Andererseits, wenn das Proletariat sich als Klasse konstituiert und dem Kapital auf die eine oder andere Weise den Kampf ansagt (und dazu braucht es kein WISSEN, denn da es in den kapitalistischen Produktionsverhältnissen selbst nicht mehr ist als variables Kapital, genügt es, dass es seinen Zustand auch nur ein wenig ändern will, um ganz im Zentrum des Problems zu stehen, das der Intellektuelle nur schwer verstehen kann), ist der Revolutionär weder mehr noch weniger mit dem Proletariat verbunden, als er es ohnehin schon war. Aber die theoretische Kritik verschmilzt dann mit der praktischen Kritik, nicht weil sie von außen herangetragen wird, sondern weil sie ein und dasselbe ist.

Wenn der Intellektuelle in der vorangegangenen Epoche die Schwäche hatte, zu glauben, das Proletariat bleibe passiv, weil es ihm an „Bewusstsein“ fehle, und wenn er sich selbst für die „Avantgarde“ gehalten hat, so dass er das Proletariat führen will, dann behält er sich bittere Enttäuschungen vor.

Dies ist jedoch die Auffassung, die das Wesen des Leninismus ausmacht, und dies zeigt die zweideutige Geschichte des Bolschewismus. Diese Vorstellungen konnten letztlich nur aufrechterhalten werden, weil die russische Revolution gescheitert ist, d.h. weil das Kräfteverhältnis im internationalen Maßstab zwischen Kapital und Proletariat es letzterem nicht erlaubte, seine praktische und theoretische Kritik zu üben.

Wir werden versuchen, dies zu zeigen, indem wir kurz analysieren, was in Russland geschah und welche Rolle der Bolschewismus wirklich spielte.

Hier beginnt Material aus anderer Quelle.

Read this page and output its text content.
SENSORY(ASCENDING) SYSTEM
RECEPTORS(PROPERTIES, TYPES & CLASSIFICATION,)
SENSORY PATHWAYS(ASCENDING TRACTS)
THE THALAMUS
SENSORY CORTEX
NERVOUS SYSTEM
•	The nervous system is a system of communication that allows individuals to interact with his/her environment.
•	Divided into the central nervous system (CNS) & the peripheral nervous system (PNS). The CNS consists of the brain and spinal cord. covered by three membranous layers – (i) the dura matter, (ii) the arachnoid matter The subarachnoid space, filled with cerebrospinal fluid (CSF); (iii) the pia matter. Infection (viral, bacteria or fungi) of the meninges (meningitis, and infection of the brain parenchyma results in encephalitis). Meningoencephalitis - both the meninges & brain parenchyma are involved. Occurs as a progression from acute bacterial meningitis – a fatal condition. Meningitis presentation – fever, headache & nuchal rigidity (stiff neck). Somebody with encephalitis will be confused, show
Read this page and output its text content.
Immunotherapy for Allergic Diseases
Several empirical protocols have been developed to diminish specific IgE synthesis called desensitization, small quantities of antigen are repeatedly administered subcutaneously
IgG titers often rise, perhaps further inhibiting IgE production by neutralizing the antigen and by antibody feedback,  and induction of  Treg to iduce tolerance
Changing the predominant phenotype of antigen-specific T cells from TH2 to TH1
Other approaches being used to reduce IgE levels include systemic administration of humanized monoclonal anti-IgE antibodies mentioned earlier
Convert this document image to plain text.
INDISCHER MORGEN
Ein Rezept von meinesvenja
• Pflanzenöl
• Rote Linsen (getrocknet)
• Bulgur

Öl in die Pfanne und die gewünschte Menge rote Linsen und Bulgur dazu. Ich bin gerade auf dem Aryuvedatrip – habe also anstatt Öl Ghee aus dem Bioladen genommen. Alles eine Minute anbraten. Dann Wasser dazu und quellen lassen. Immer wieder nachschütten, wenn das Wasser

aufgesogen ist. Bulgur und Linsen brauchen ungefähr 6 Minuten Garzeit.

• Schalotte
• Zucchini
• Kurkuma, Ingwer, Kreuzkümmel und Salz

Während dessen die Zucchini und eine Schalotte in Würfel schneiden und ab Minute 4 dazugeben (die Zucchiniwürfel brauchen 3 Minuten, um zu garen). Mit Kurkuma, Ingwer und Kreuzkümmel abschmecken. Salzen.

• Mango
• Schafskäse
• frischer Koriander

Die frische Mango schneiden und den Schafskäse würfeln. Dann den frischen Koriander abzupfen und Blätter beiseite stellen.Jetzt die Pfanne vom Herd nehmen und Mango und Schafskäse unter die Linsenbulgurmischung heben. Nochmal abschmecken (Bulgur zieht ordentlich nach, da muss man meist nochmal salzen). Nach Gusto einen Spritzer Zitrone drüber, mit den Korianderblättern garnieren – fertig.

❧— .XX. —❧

Lenin glaubte, in den russischen revolutionären Kreisen die Frucht der „Vereinigung der Arbeiterbewegung und des Sozialismus“ zu sehen, und irrte sich dabei gewaltig. Die in den sozialdemokratischen Gruppen organisierten Revolutionäre haben dem Proletariat kein „Bewusstsein“ gebracht. Eine theoretische Darstellung oder ein Artikel über den Marxismus, der richtig verstanden wurde, war für die Arbeiter sehr nützlich: Er diente nicht dazu, ihnen ein Bewusstsein, ein Wissen über den Klassenkampf zu vermitteln, sondern nur dazu, die Dinge zu präzisieren, sie zum Nachdenken anzuregen. Lenin hat diese Realität nicht verstanden. Er wollte der Arbeiterklasse nicht nur das Wissen um die Notwendigkeit des Sozialismus im Allgemeinen vermitteln, sondern ihr auch zwingende Losungen an die Hand geben, die ausdrücken, was sie in einem bestimmten Moment tun muss. Das ist normal, denn die Partei von Lenin, der Hort des Klassenbewusstseins, ist 1. die einzige, die das allgemeine Interesse der Arbeiterklasse über alle ihre Spaltungen in verschiedene Schichten hinweg erkennen kann, und 2. die einzige, die in der Lage ist, die Situation ständig zu analysieren und entsprechende Parolen zu formulieren. Die Revolution von 1905 sollte nun die praktische Unfähigkeit der bolschewistischen Partei zeigen, die Arbeiterklasse zu führen, und die Rückständigkeit der Avantgardepartei offenbaren. Alle Historiker, auch die, die den Bolschewiki wohlgesonnen sind, erkennen an, dass die bolschewistische Partei 1905 nichts von den Sowjets verstand. Das Auftauchen neuer Organisationsformen weckte das Misstrauen der Bolschewiki: Lenin behauptete, die Sowjets seien „weder ein Arbeiterparlament noch ein Organ der proletarischen Selbstverwaltung“. Es ist wichtig zu sehen, dass die russischen Arbeiter nicht wussten, dass sie die Sowjets bilden sollten. Eine sehr kleine Minderheit unter ihnen kannte die Erfahrungen der Pariser Kommune, und dennoch schufen sie einen Arbeiterstaat im Keim, obwohl sie niemand aufgeklärt/erzogen hatte. Die kautskyanisch-leninistische These spricht der Arbeiterklasse in der Tat jede ursprüngliche Gestaltungsmacht ab, sobald sie sich nicht von der Partei-Verschmelzung-aus-Arbeiterbewegung-und-Sozialismus geführt wird. Es zeigt sich nun, dass 1905, um den Satz aus den „Thesen über Feuerbach“ aufzugreifen, „der Erzieher selbst erzogen werden muss“.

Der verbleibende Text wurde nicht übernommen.